Tuesday, 14th July 2009 at 8:00 UTC 8 comments

It costs a thousand times more than a pint of water from a tap, and yet we’re obsessed with it. But an Australian town this week voted to ban bottled water from the shelves of local stores, and its hoped that this will begin a wider movement to end the sale of bottled water across those parts of the world where it has become most popular.

I have wondered before about the desire of so many to be seen drinking bottled water. Does it really taste better, or perhaps is it just that the one homogenised taste across all corners of the globe makes people feel more at home? Or is it down to marketing, to people just wanting consume another brand? I believe there might be some evidence to confirm this hypothesis.

Either way, its a brilliant business proposition; the bottles are cheap and the extraction is hardly expensive, and yet you can get away with charging so much. And with a nice label and a few TV and bus shelter ads, you can start raking it in. And when people are being told to consume something more healthy than Coke or Pepsi, surely water is the ideal direction to go in? Coca Cola and Nestle between them own most bottled water brands, so Coca Cola stands to gain in profitability if people move away from its sugar-drink brands.

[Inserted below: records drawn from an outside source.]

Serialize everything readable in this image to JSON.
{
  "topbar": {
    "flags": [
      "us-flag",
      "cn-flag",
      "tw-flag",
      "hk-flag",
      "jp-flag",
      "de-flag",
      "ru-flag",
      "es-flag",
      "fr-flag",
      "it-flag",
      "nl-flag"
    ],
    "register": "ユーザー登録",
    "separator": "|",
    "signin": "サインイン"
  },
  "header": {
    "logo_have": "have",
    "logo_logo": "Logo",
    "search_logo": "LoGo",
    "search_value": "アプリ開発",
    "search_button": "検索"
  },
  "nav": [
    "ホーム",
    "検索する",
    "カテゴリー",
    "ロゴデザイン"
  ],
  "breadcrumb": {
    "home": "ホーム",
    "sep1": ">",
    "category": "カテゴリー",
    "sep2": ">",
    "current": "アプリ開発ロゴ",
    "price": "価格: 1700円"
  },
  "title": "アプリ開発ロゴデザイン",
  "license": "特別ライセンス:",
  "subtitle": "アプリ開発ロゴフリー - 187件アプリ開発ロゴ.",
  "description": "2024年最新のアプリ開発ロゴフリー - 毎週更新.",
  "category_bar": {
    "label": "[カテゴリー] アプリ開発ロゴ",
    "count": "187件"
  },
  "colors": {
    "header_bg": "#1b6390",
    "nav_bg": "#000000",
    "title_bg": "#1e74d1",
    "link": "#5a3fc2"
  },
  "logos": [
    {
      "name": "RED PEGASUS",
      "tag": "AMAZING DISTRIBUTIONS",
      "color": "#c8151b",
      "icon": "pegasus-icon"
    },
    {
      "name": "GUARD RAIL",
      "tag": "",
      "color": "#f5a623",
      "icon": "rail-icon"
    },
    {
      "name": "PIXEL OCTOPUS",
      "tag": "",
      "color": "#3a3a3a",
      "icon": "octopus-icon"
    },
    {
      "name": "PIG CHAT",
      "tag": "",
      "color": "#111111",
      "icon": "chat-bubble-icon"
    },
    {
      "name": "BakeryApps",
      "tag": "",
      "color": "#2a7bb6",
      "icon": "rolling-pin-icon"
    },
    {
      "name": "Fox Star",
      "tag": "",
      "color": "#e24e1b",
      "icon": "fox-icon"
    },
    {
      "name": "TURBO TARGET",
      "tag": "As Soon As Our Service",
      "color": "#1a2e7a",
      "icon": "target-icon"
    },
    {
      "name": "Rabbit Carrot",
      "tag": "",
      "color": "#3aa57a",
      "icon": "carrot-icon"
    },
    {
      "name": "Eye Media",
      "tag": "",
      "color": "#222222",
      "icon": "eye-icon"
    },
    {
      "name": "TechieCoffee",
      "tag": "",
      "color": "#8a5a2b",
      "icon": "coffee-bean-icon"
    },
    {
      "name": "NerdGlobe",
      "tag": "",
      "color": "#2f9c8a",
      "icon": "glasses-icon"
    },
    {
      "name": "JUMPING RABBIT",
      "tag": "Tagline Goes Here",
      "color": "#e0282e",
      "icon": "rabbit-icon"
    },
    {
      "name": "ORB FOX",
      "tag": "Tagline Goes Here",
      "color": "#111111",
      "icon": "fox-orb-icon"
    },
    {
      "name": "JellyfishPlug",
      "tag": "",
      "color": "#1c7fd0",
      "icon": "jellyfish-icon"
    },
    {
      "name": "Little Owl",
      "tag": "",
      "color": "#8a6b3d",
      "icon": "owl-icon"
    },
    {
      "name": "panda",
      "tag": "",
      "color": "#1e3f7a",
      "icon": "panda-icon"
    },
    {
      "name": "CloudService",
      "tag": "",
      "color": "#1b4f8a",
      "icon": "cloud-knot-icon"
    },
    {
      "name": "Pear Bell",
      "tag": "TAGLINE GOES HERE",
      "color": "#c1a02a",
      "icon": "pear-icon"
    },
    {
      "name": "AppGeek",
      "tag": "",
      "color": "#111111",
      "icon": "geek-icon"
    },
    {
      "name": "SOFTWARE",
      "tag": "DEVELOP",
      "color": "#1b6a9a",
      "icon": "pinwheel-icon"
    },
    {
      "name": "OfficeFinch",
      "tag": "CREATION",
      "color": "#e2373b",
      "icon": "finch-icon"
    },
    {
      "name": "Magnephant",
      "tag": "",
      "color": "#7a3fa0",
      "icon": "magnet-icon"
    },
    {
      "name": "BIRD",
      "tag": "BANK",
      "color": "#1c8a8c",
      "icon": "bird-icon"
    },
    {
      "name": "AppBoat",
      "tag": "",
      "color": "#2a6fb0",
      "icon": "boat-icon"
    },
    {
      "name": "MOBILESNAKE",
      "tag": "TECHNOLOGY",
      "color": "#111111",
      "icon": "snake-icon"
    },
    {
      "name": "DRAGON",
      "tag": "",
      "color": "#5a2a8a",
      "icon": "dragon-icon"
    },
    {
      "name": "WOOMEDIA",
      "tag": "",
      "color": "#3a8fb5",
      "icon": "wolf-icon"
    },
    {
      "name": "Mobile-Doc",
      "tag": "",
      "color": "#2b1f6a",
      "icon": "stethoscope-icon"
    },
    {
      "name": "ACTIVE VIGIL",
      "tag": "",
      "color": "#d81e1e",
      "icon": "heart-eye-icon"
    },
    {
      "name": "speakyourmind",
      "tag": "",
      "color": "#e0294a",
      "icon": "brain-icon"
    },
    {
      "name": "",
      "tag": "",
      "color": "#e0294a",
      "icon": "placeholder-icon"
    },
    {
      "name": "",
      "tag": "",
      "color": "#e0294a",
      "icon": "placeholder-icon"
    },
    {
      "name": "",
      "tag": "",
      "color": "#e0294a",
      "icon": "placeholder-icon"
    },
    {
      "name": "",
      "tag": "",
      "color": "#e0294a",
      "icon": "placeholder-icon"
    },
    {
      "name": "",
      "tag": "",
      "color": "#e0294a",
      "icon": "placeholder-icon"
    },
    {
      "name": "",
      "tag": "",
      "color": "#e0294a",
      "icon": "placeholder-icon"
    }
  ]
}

But bottled drinks are one area where we really could do more for the environment by doing less. All the needless transport, all the needless energy being used. As a friend pointed out, this would have a much better effect on a shops sales-based carbon-contribution than a ban on plastic carries bags.

After all, if we truly valued safe running water, we’d demand it as a right, not pay to have it branded. Given the lengths the people of Cochabamba went to to gain control of their water sources, its a pity we feel its OK to hand them over to the likes of Coke and Nestle. Moreover, its very concerning to note that the biggest reason we couldn’t do this in Britain is that our public water fountains are, well, to be honest they’re non-existent. Which is appalling, especially as we get hotter summers and need to do more for people’s welfare.

I’d quite like to see Churches challenge people to stop drinking bottled water and give the money to charities working on water projects overseas. As it happens, my sister is working on one of these in Uganda right now, and I’m sure she’ll have a lot to say about our water usage when she returns. I just hope we in Britain can find the campaigning energy to begin getting this passed, and indeed, I’d love to see Transition Towns say something on this. Change has to start somewhere, and a small town in Australia is as good a place as any, so hopefully this is one area where it has started and will spread.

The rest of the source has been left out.